Speculation and rumors then emerged about what would happen with the OpTic brand, which seemingly would now be abandoned. On October 11, the prayers of the Green Wall were heard loud and clear as it was announced that H3CZ had indeed managed to pull off the ultimate heist.
Chicago Huntsmen, which had become the most-followed franchise after the first year, would cease to exist; making way for OpTic Chicago. Much like the emergence of LA Thieves, only more amplified, not just Call of Duty fans but all of esports erupted in celebration and joy for H3CZ, team legends like Scump and FormaL, and for the iconic ‘OG’ brand itself. Order had been restored.

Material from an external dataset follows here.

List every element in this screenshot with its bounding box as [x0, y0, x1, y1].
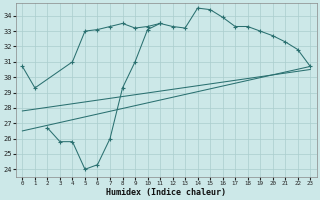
X-axis label: Humidex (Indice chaleur): Humidex (Indice chaleur) [106, 188, 226, 197]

While they did indeed retain their Chicago slot, none of the fanfare was aimed in that direction. Instead, Call of Duty esports had witnessed the return of two major brands. While there may be local Chicagoans and Angelenos that shared their excitement at these developments, a message was sent rocketing throughout the core of the league — brand is still king and there’s no sign of that changing, especially when it comes to the beloved few.

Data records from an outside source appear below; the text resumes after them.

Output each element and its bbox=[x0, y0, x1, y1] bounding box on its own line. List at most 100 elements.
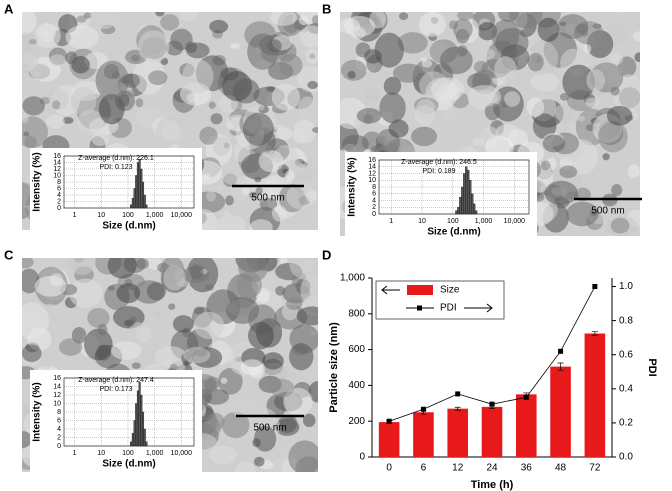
tem-particle bbox=[440, 46, 473, 75]
tem-particle bbox=[537, 17, 560, 42]
tem-particle bbox=[270, 12, 297, 26]
histogram-bar bbox=[138, 159, 141, 209]
histogram-bar bbox=[463, 173, 466, 215]
tem-particle bbox=[223, 211, 231, 216]
x-axis-label: Size (d.nm) bbox=[427, 227, 480, 238]
tem-particle bbox=[210, 113, 223, 125]
tem-particle bbox=[65, 25, 99, 50]
tem-particle bbox=[289, 324, 318, 354]
tem-particle bbox=[307, 81, 318, 90]
y-tick-label: 4 bbox=[57, 426, 61, 433]
tem-particle bbox=[542, 134, 566, 153]
tem-particle bbox=[288, 440, 318, 472]
tem-particle bbox=[83, 12, 92, 19]
tem-particle bbox=[566, 201, 599, 227]
tem-particle bbox=[62, 117, 74, 124]
panel-letter: B bbox=[322, 1, 331, 16]
histogram-bar bbox=[142, 411, 145, 447]
histogram-bar bbox=[143, 428, 146, 447]
tem-particle bbox=[484, 102, 501, 121]
scale-bar-label: 500 nm bbox=[251, 193, 284, 204]
tem-particle bbox=[340, 59, 367, 81]
tem-particle bbox=[216, 215, 246, 230]
tem-particle bbox=[302, 413, 316, 428]
tem-particle bbox=[254, 425, 277, 452]
tem-particle bbox=[411, 126, 438, 147]
x-tick-label: 36 bbox=[521, 463, 533, 474]
histogram-bar bbox=[140, 168, 143, 209]
tem-particle bbox=[193, 311, 225, 340]
bar bbox=[481, 406, 503, 457]
tem-particle bbox=[262, 352, 284, 370]
tem-particle bbox=[186, 42, 210, 59]
tem-particle bbox=[234, 461, 256, 472]
x-tick-label: 10,000 bbox=[171, 450, 193, 457]
legend-arrow bbox=[464, 303, 493, 313]
tem-particle bbox=[271, 83, 301, 111]
y-axis-label: Intensity (%) bbox=[347, 157, 358, 216]
x-tick-label: 6 bbox=[421, 463, 427, 474]
x-tick-label: 72 bbox=[589, 463, 601, 474]
tem-particle bbox=[199, 126, 218, 145]
tem-particle bbox=[241, 187, 250, 196]
histogram-bar bbox=[130, 204, 133, 209]
tem-particle bbox=[70, 87, 97, 116]
tem-particle bbox=[355, 42, 371, 58]
tem-particle bbox=[296, 306, 318, 326]
tem-particle bbox=[458, 113, 465, 119]
histogram-bar bbox=[133, 420, 136, 447]
tem-particle bbox=[526, 97, 545, 117]
x-axis-label: Size (d.nm) bbox=[102, 221, 155, 232]
y-tick-label: 14 bbox=[53, 159, 61, 166]
y-tick-label: 0 bbox=[372, 211, 376, 218]
y-tick-label: 2 bbox=[372, 204, 376, 211]
tem-particle bbox=[284, 170, 295, 182]
tem-particle bbox=[540, 160, 551, 171]
tem-particle bbox=[248, 191, 258, 199]
tem-particle bbox=[383, 76, 402, 96]
tem-particle bbox=[609, 52, 623, 66]
x-tick-label: 48 bbox=[555, 463, 567, 474]
tem-particle bbox=[236, 271, 262, 299]
tem-particle bbox=[430, 77, 465, 101]
plot-frame bbox=[63, 155, 195, 209]
tem-particle bbox=[610, 217, 630, 234]
tem-particle bbox=[279, 54, 303, 77]
tem-particle bbox=[494, 56, 517, 82]
x-tick-label: 1,000 bbox=[146, 450, 164, 457]
tem-particle bbox=[306, 48, 318, 64]
tem-particle bbox=[65, 51, 78, 65]
tem-particle bbox=[168, 303, 176, 310]
panel-letter: A bbox=[4, 1, 14, 16]
tem-particle bbox=[504, 91, 521, 107]
x-tick-label: 10,000 bbox=[171, 212, 193, 219]
tem-particle bbox=[189, 264, 204, 280]
annotation: Z-average (d.nm): 246.5 bbox=[401, 159, 477, 166]
tem-particle bbox=[289, 258, 318, 281]
panel-letter: D bbox=[322, 247, 331, 262]
tem-particle bbox=[472, 90, 498, 107]
tem-particle bbox=[97, 324, 108, 336]
tem-particle bbox=[22, 12, 37, 35]
tem-particle bbox=[548, 117, 558, 123]
tem-particle bbox=[160, 14, 180, 31]
tem-particle bbox=[209, 19, 229, 34]
tem-particle bbox=[49, 54, 66, 67]
histogram-bar bbox=[461, 186, 464, 215]
tem-particle bbox=[606, 105, 633, 126]
tem-particle bbox=[225, 195, 234, 206]
line-marker bbox=[455, 391, 461, 397]
y2-tick-label: 0.8 bbox=[619, 315, 633, 326]
y-tick-label: 6 bbox=[372, 191, 376, 198]
annotation: PDI: 0.123 bbox=[99, 164, 132, 171]
tem-particle bbox=[126, 12, 153, 26]
histogram-bar bbox=[135, 403, 138, 447]
x-tick-label: 10 bbox=[97, 450, 105, 457]
tem-particle bbox=[263, 144, 272, 152]
x-tick-label: 12 bbox=[452, 463, 464, 474]
tem-particle bbox=[617, 56, 637, 78]
tem-particle bbox=[182, 59, 214, 94]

How does this impact the league?
This eventuality is actually the perfect outcome for Activision Blizzard and their new Call of Duty League. It was a sizeable risk hermetically-sealing the competition with 12 new brands, one that could have seen interest in competitive CoD die down dramatically.
Instead, they’ve implemented location-based branding as planned, and have managed to retain the fan bases of the teams that came before franchising. They have a solid foundation of viewers and fanatics from the past and can look to expand the overall pool of supporters through geo-targeted marketing and more innovative in-game advertisements.
With Los Angeles Thieves and OpTic Chicago in action when the league returns, albeit potentially with online-play, the Call of Duty League has just received a huge boost that will undoubtedly help them to keep breaking viewership records moving forward.
Not only that, but merchandising, content, and other team-based revenue streams could well see a dramatic surge with the arrival (or re-emergence in the case of OpTic) of major brands, which is a plus. In a business venture where the success of one brand is the success of the 11 others, a rising tide lifts all boats.